Dark blue wire to switch from A/C/Heater controls is energized in Max A/C and Normal position only I believe. Temperature control switch then controls power to Magnet clutch (at least on my 68 Dart with factory air). It should not always be energized from the controls, in mine it was also energized in the Off position, but not Heat and Defrost setting.

To correct this in a way that I actually preferred after I thought of it I added a push button switch switch with a micro relay inline on the blue wire from the controls to the evap temp switch so I can turn the compressor on/off if I want air from the vents without running the compressor (like in the rain when I don't want to open the windows). Doing this the evap temp switch still controls the compressor actually cycling but I control if I want it on at all. If I had to do it over again I would have powered my switch and relay directly off the power into the controls so I could also turn the compressor on in the Defrost setting like in modern car to dehumidify the air blowing on the windshield as well.

Downside of this is obviously I could forget and leave the compressor running when I don't want it too, but the switch is illuminated and it's pretty obvious when the compressor is running. Obviously everything powers down when the ignition is off so no danger of draining the battery.
 
Dark blue wire to switch from A/C/Heater controls is energized in Max A/C and Normal position only I believe. Temperature control switch then controls power to Magnet clutch (at least on my 68 Dart with factory air). It should not always be energized from the controls, in mine it was also energized in the Off position, but not Heat and Defrost setting.

To correct this in a way that I actually preferred after I thought of it I added a push button switch switch with a micro relay inline on the blue wire from the controls to the evap temp switch so I can turn the compressor on/off if I want air from the vents without running the compressor (like in the rain when I don't want to open the windows). Doing this the evap temp switch still controls the compressor actually cycling but I control if I want it on at all. If I had to do it over again I would have powered my switch and relay directly off the power into the controls so I could also turn the compressor on in the Defrost setting like in modern car to dehumidify the air blowing on the windshield as well.

Downside of this is obviously I could forget and leave the compressor running when I don't want it too, but the switch is illuminated and it's pretty obvious when the compressor is running. Obviously everything powers down when the ignition is off so no danger of draining the battery.
That sounds like what I will do, however doesn't the Defrost button work by providing warm air to the windshield as you currently have your switch setup right now?
 
That sounds like what I will do, however doesn't the Defrost button work by providing warm air to the windshield as you currently have your switch setup right now?
It does, however it doesn't have to be warm air, can still be controlled with the slider, and would just like to have the option of running the compressor in defrost mode.

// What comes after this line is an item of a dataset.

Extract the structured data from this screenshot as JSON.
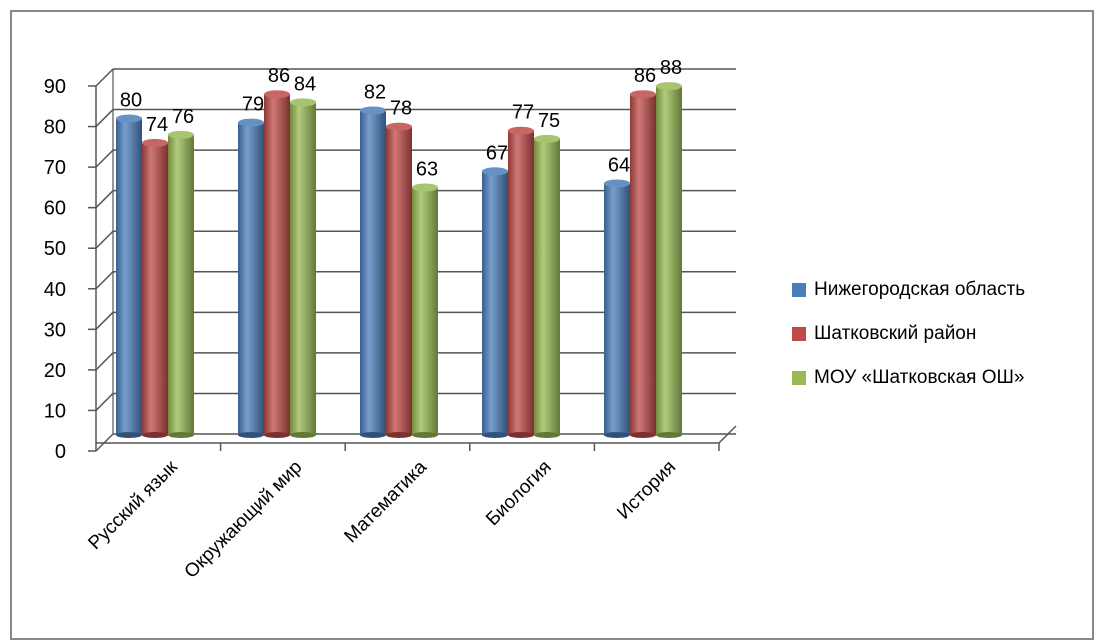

Modern cars all do as far as I know, and dehumidifying the air blowing on the windshield is helpful when you need the defrost on hot/humid days like in a rainstorm for example.

I definitely suggest adding a relay so all the power isn't run through the switch, modern switches aren't built to have full load run through them, and quite frankly it was never the best idea in my opinion, but it's what they all did back when these cars were built.